Letzte Aktualisierung 10.1.2026

Diese Seite bietet allgemeine, referenzhafte Informationen, die aus offiziellen medizinischen Quellen zusammengetragen wurden. Sie ersetzt keine professionelle medizinische Beratung, Diagnose oder Behandlung. Für Entscheidungen bezüglich Ihrer Gesundheit wenden Sie sich bitte an eine qualifizierte medizinische Fachkraft.

Überblick über Aller-Tec

Wichtige Fakten im Überblick

Eigenschaft Beschreibung
Wirkstoff Cetirizindihydrochlorid
Darreichungsform Tablette zum Einnehmen, Weichkapsel (Liquid gel), Lösung zum Einnehmen
Pharmakologische Klasse Antihistaminikum der 2. Generation (H1-Rezeptor-Antagonist)
Häufiger Anwendungszweck Systemische Linderung von Allergiesymptomen
Ursprung Synthetisch, Piperazin-Derivat

Was ist Aller-Tec und wie wird es klassifiziert?

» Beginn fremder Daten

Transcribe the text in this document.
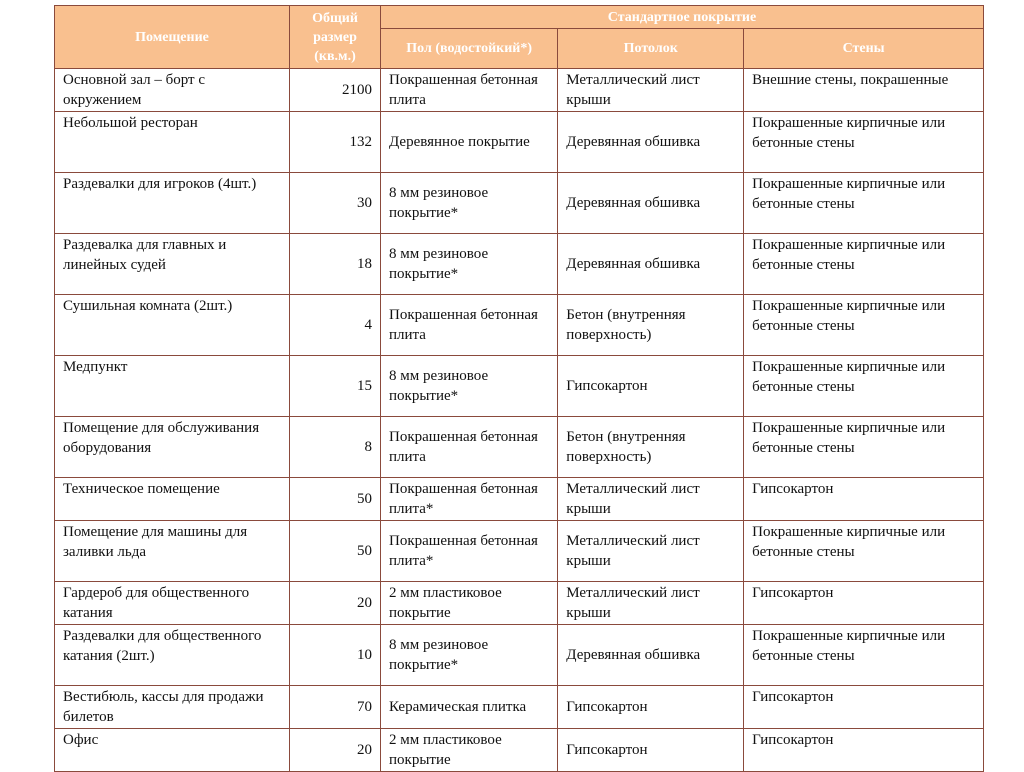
Помещение	Общий размер (кв.м.)	Стандартное покрытие		
		Пол (водостойкий*)	Потолок	Стены
Основной зал – борт с окружением	2100	Покрашенная бетонная плита	Металлический лист крыши	Внешние стены, покрашенные
Небольшой ресторан	132	Деревянное покрытие	Деревянная обшивка	Покрашенные кирпичные или бетонные стены
Раздевалки для игроков (4шт.)	30	8 мм резиновое покрытие*	Деревянная обшивка	Покрашенные кирпичные или бетонные стены
Раздевалка для главных и линейных судей	18	8 мм резиновое покрытие*	Деревянная обшивка	Покрашенные кирпичные или бетонные стены
Сушильная комната (2шт.)	4	Покрашенная бетонная плита	Бетон (внутренняя поверхность)	Покрашенные кирпичные или бетонные стены
Медпункт	15	8 мм резиновое покрытие*	Гипсокартон	Покрашенные кирпичные или бетонные стены
Помещение для обслуживания оборудования	8	Покрашенная бетонная плита	Бетон (внутренняя поверхность)	Покрашенные кирпичные или бетонные стены
Техническое помещение	50	Покрашенная бетонная плита*	Металлический лист крыши	Гипсокартон
Помещение для машины для заливки льда	50	Покрашенная бетонная плита*	Металлический лист крыши	Покрашенные кирпичные или бетонные стены
Гардероб для общественного катания	20	2 мм пластиковое покрытие	Металлический лист крыши	Гипсокартон
Раздевалки для общественного катания (2шт.)	10	8 мм резиновое покрытие*	Деревянная обшивка	Покрашенные кирпичные или бетонные стены
Вестибюль, кассы для продажи билетов	70	Керамическая плитка	Гипсокартон	Гипсокартон
Офис	20	2 мм пластиковое покрытие	Гипсокартон	Гипсокартон
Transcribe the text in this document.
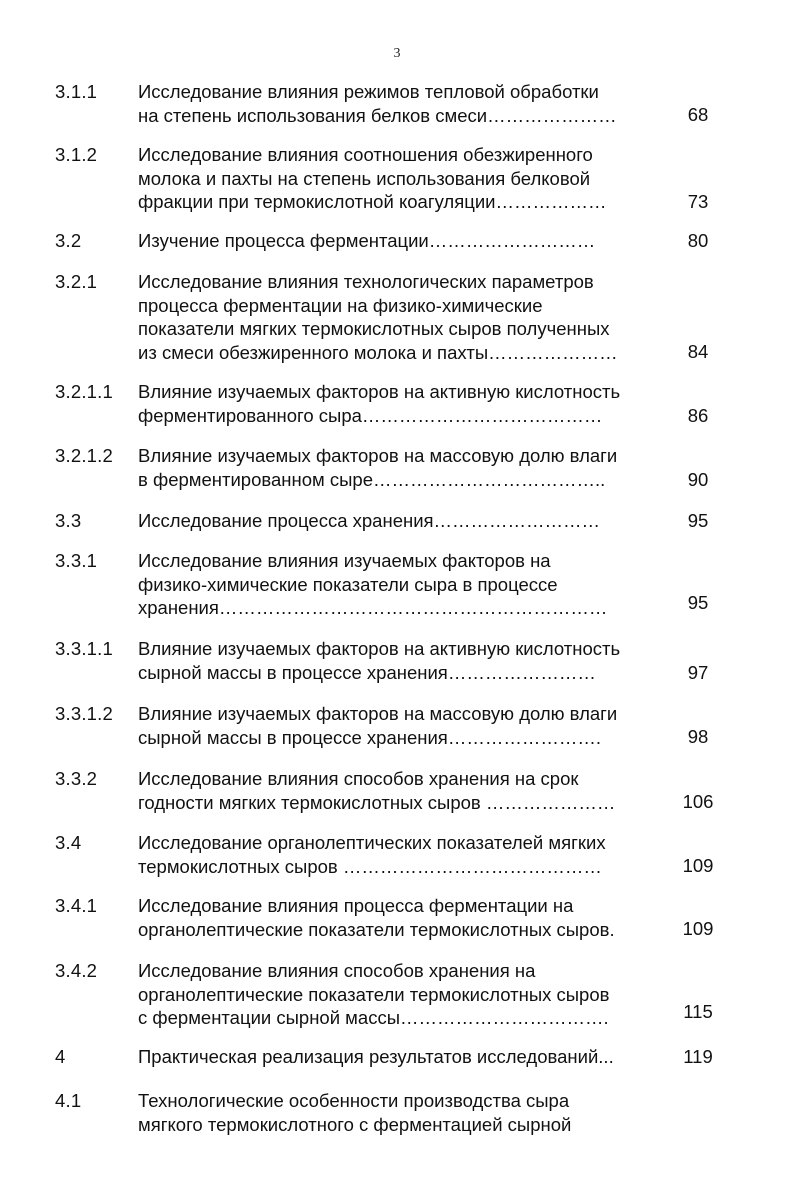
3
3.1.1 Исследование влияния режимов тепловой обработки
на степень использования белков смеси…………………	68
3.1.2 Исследование влияния соотношения обезжиренного
молока и пахты на степень использования белковой
фракции при термокислотной коагуляции………………	73
3.2	Изучение процесса ферментации………………………	80
3.2.1 Исследование влияния технологических параметров
процесса ферментации на физико-химические
показатели мягких термокислотных сыров полученных
из смеси обезжиренного молока и пахты…………………	84
3.2.1.1 Влияние изучаемых факторов на активную кислотность
ферментированного сыра…………………………………	86
3.2.1.2 Влияние изучаемых факторов на массовую долю влаги
в ферментированном сыре………………………………..	90
3.3	Исследование процесса хранения………………………	95
3.3.1 Исследование влияния изучаемых факторов на
физико-химические показатели сыра в процессе
хранения………………………………………………………	95
3.3.1.1 Влияние изучаемых факторов на активную кислотность
сырной массы в процессе хранения……………………	97
3.3.1.2 Влияние изучаемых факторов на массовую долю влаги
сырной массы в процессе хранения…………………….	98
3.3.2 Исследование влияния способов хранения на срок
годности мягких термокислотных сыров …………………	106
3.4	Исследование органолептических показателей мягких
термокислотных сыров ……………………………………	109
3.4.1 Исследование влияния процесса ферментации на
органолептические показатели термокислотных сыров.	109
3.4.2 Исследование влияния способов хранения на
органолептические показатели термокислотных сыров
с ферментации сырной массы…………………………….	115
4	Практическая реализация результатов исследований...	119
4.1	Технологические особенности производства сыра
мягкого термокислотного с ферментацией сырной
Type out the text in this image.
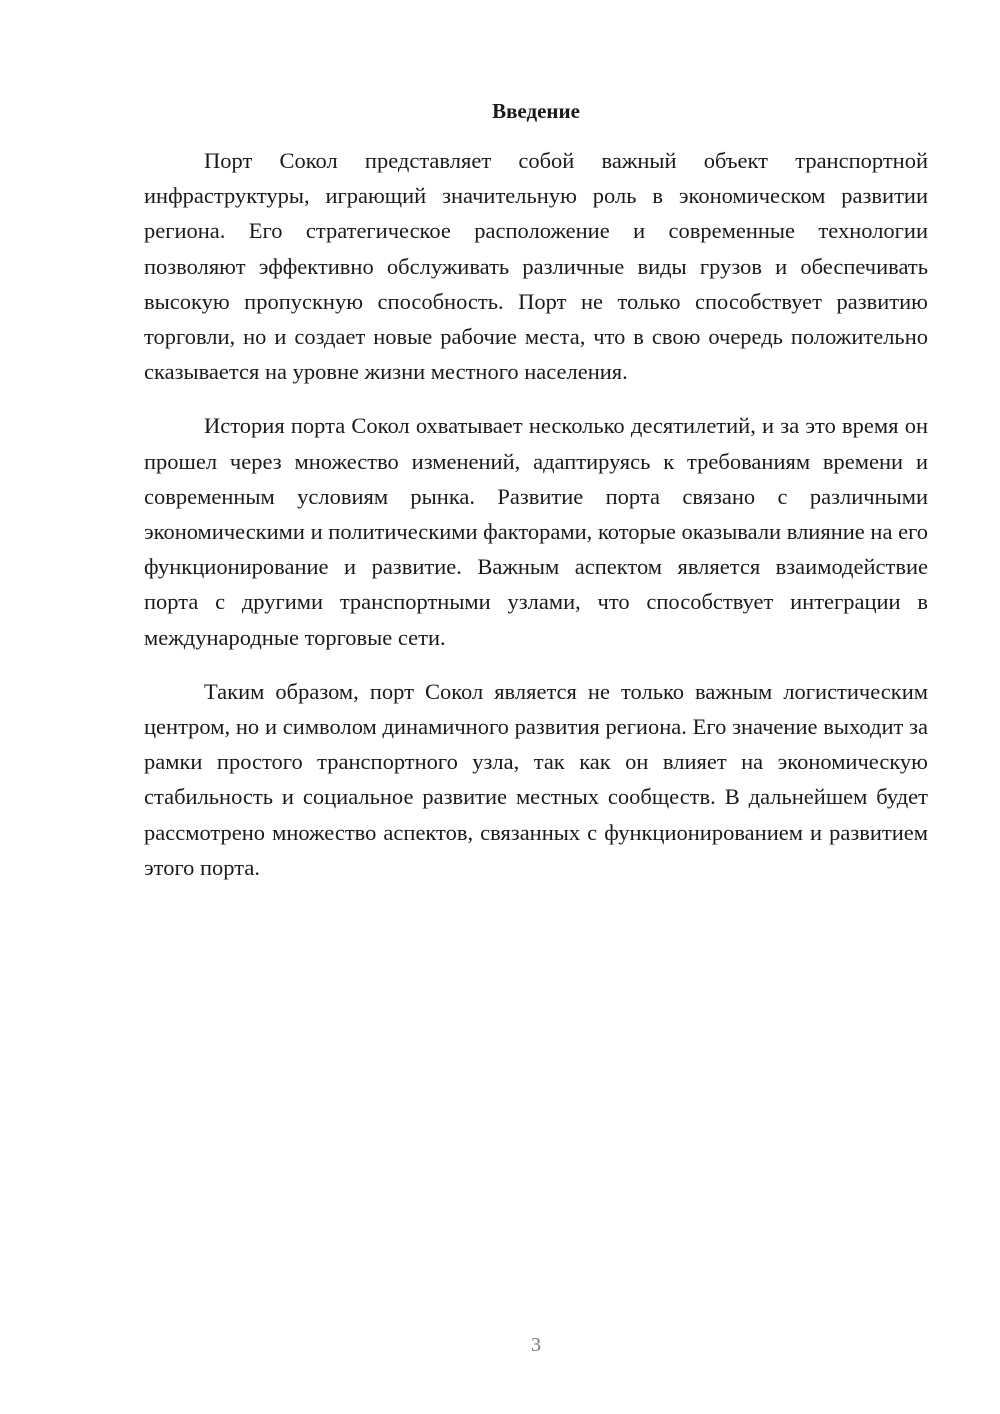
Введение

Порт Сокол представляет собой важный объект транспортной инфраструктуры, играющий значительную роль в экономическом развитии региона. Его стратегическое расположение и современные технологии позволяют эффективно обслуживать различные виды грузов и обеспечивать высокую пропускную способность. Порт не только способствует развитию торговли, но и создает новые рабочие места, что в свою очередь положительно сказывается на уровне жизни местного населения.

История порта Сокол охватывает несколько десятилетий, и за это время он прошел через множество изменений, адаптируясь к требованиям времени и современным условиям рынка. Развитие порта связано с различными экономическими и политическими факторами, которые оказывали влияние на его функционирование и развитие. Важным аспектом является взаимодействие порта с другими транспортными узлами, что способствует интеграции в международные торговые сети.

Таким образом, порт Сокол является не только важным логистическим центром, но и символом динамичного развития региона. Его значение выходит за рамки простого транспортного узла, так как он влияет на экономическую стабильность и социальное развитие местных сообществ. В дальнейшем будет рассмотрено множество аспектов, связанных с функционированием и развитием этого порта.

3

Aller-Tec ist die Handelsbezeichnung für ein Medikament, das den aktiven Inhaltsstoff Cetirizindihydrochlorid enthält. Dieser Wirkstoff ist ein Antihistaminikum der zweiten Generation. Die synthetisch hergestellte Verbindung ist ein hochselektiver H1-Rezeptor-Antagonist. Seine Hauptfunktion ist die Blockade der Wirkung von Histamin, der körpereigenen Substanz, die zahlreiche systemische allergische Symptome auslöst. Cetirizin, das zu den Piperazin-Derivaten zählt, ist so konzipiert, dass es seine Wirkung überwiegend peripher entfaltet. Diese Eigenschaft wird klinisch als vorteilhaft betrachtet, da sie die im Vergleich zu älteren Antihistaminika häufig auftretende Sedierung minimiert. Aufgrund dieses Wirkprofils ist es eine gängige rezeptfreie (OTC) Option für Patienten, die eine Linderung ihrer Allergiebeschwerden benötigen und dabei ihre normale Tagesfunktion beibehalten möchten.

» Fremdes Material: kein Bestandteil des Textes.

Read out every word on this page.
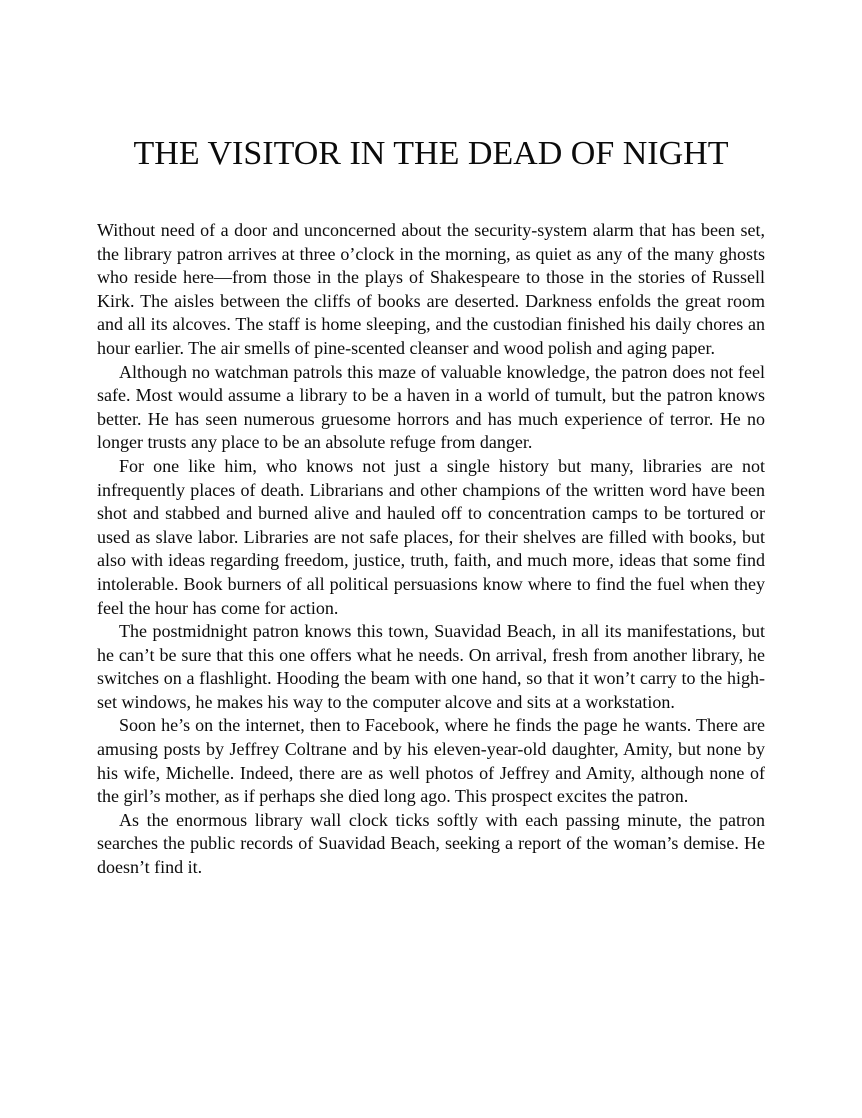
THE VISITOR IN THE DEAD OF NIGHT

Without need of a door and unconcerned about the security-system alarm that has been set, the library patron arrives at three o’clock in the morning, as quiet as any of the many ghosts who reside here—from those in the plays of Shakespeare to those in the stories of Russell Kirk. The aisles between the cliffs of books are deserted. Darkness enfolds the great room and all its alcoves. The staff is home sleeping, and the custodian finished his daily chores an hour earlier. The air smells of pine-scented cleanser and wood polish and aging paper.

Although no watchman patrols this maze of valuable knowledge, the patron does not feel safe. Most would assume a library to be a haven in a world of tumult, but the patron knows better. He has seen numerous gruesome horrors and has much experience of terror. He no longer trusts any place to be an absolute refuge from danger.

For one like him, who knows not just a single history but many, libraries are not infrequently places of death. Librarians and other champions of the written word have been shot and stabbed and burned alive and hauled off to concentration camps to be tortured or used as slave labor. Libraries are not safe places, for their shelves are filled with books, but also with ideas regarding freedom, justice, truth, faith, and much more, ideas that some find intolerable. Book burners of all political persuasions know where to find the fuel when they feel the hour has come for action.

The postmidnight patron knows this town, Suavidad Beach, in all its manifestations, but he can’t be sure that this one offers what he needs. On arrival, fresh from another library, he switches on a flashlight. Hooding the beam with one hand, so that it won’t carry to the high-set windows, he makes his way to the computer alcove and sits at a workstation.

Soon he’s on the internet, then to Facebook, where he finds the page he wants. There are amusing posts by Jeffrey Coltrane and by his eleven-year-old daughter, Amity, but none by his wife, Michelle. Indeed, there are as well photos of Jeffrey and Amity, although none of the girl’s mother, as if perhaps she died long ago. This prospect excites the patron.

As the enormous library wall clock ticks softly with each passing minute, the patron searches the public records of Suavidad Beach, seeking a report of the woman’s demise. He doesn’t find it.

Zusammensetzung und verfügbare Darreichungsformen

Der therapeutische Kern des Produkts besteht aus dem einzelnen aktiven Wirkstoff, Cetirizindihydrochlorid. Die Substanz selbst ist ein synthetisches Carbonsäure-Derivat aus der Gruppe der Piperazin-Derivate, das für eine effektive Aufnahme nach oraler Verabreichung entwickelt wurde. Aller-Tec ist für die Anwendung durch den Patienten in mehreren gängigen oralen Darreichungsformen erhältlich, darunter die Tablette zum Einnehmen, die Kautablette und die Lösung zum Einnehmen. Die Verfügbarkeit von flüssigen Formen ist ein wichtiges Merkmal, da es Dosis- und Einnahmeflexibilität für Bevölkerungsgruppen, wie zum Beispiel Kinder, bietet. Die Formulierung gewährleistet eine konsistente systemische Bereitstellung des aktiven Wirkstoffs.

Was ist der allgemeine Zweck der Einnahme von Aller-Tec?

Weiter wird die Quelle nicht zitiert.